If you’re still listening, Ottawa Senators fans, your owner has a message for you.
Eugene Melnyk wants you to know that things are going to change, that the future looks better than the grim picture Melnyk is responsible for painting.
Senators fans will remember that just a few months ago, it was the same Melnyk writing fans on Thursday that threatened to move the team if disaster struck.
This season for Ottawa has been nothing short of a disaster, but Melnyk was singing a different tune in a letter sent out to season ticket holders and fans on Thursday.
“When I came on board, the Ottawa Senators were in deep financial trouble,” Melnyk wrote. “Together, with your support, we brought this team back to life and we have had Canada’s most successful NHL on-ice performance over the past 15 years. Backed by Ottawa fans and the entire community, I have demonstrated my commitment to giving you the best possible team over and over again. Today, I am just as committed to the Ottawa Senators and to keeping them in the City of Ottawa, as I was in 2003.”
The letter is a lot of what you’d expect from an owner of a struggling team trying to make sure season ticket renewals go as smoothly as possible for a team stuck in 29th place in the NHL, just months removed from being a goal away from the Stanley Cup Finals.
Melnyk reminded fans that the team wasn’t far away from competing for hockey’s holy grail. He went into roster changes at the trade deadline, plans to improve the fan experience and getting the Senators back to winning ways.

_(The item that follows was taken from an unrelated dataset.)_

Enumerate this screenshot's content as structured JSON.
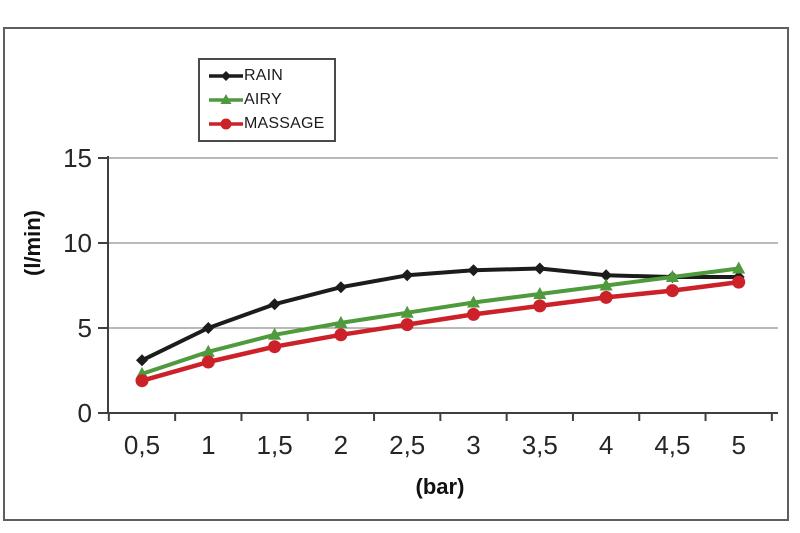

“This has been a disappointing season for our team,” Melnyk said in the letter. “Our place in the standings speaks for itself. Trust me, no one is more aware of this — and more frustrated by it — than I am.”
Let’s remember, however, that Senators fans are willing to not only shell out their hard-earned money to watch the atrocity play out on the ice, they’re also willing to spend thousands to erect a billboard showing their immense frustration for Melnyk.
The letter’s biggest omission, however, is the lack of Erik Karlsson‘s name.
The team’s best player, one of the league’s top defenseman, and a player that’s been so horribly mismanaged by the club, to the horror of its fans, is nowhere to be found in Melnyk’s thoughts to his fans.
The little hope that Senators fans have left remaining is planted in Karlsson’s future. Melnyk failing to commit to repairing that relationship and trying to re-sign a player that is nothing short of a generational talent makes everything else seem superficial.
Time will tell if Melnyk can restore the Senators from being the league’s laughingstock.
But it’s hard not to imagine that fans wouldn’t have rather read a letter from Melnyk that apologized for the shambles it’s currently in; a letter that told the truth to fans, that he has failed the organization, its players, and its dedicated fanbase.
Ottawa deserves that, at the very least.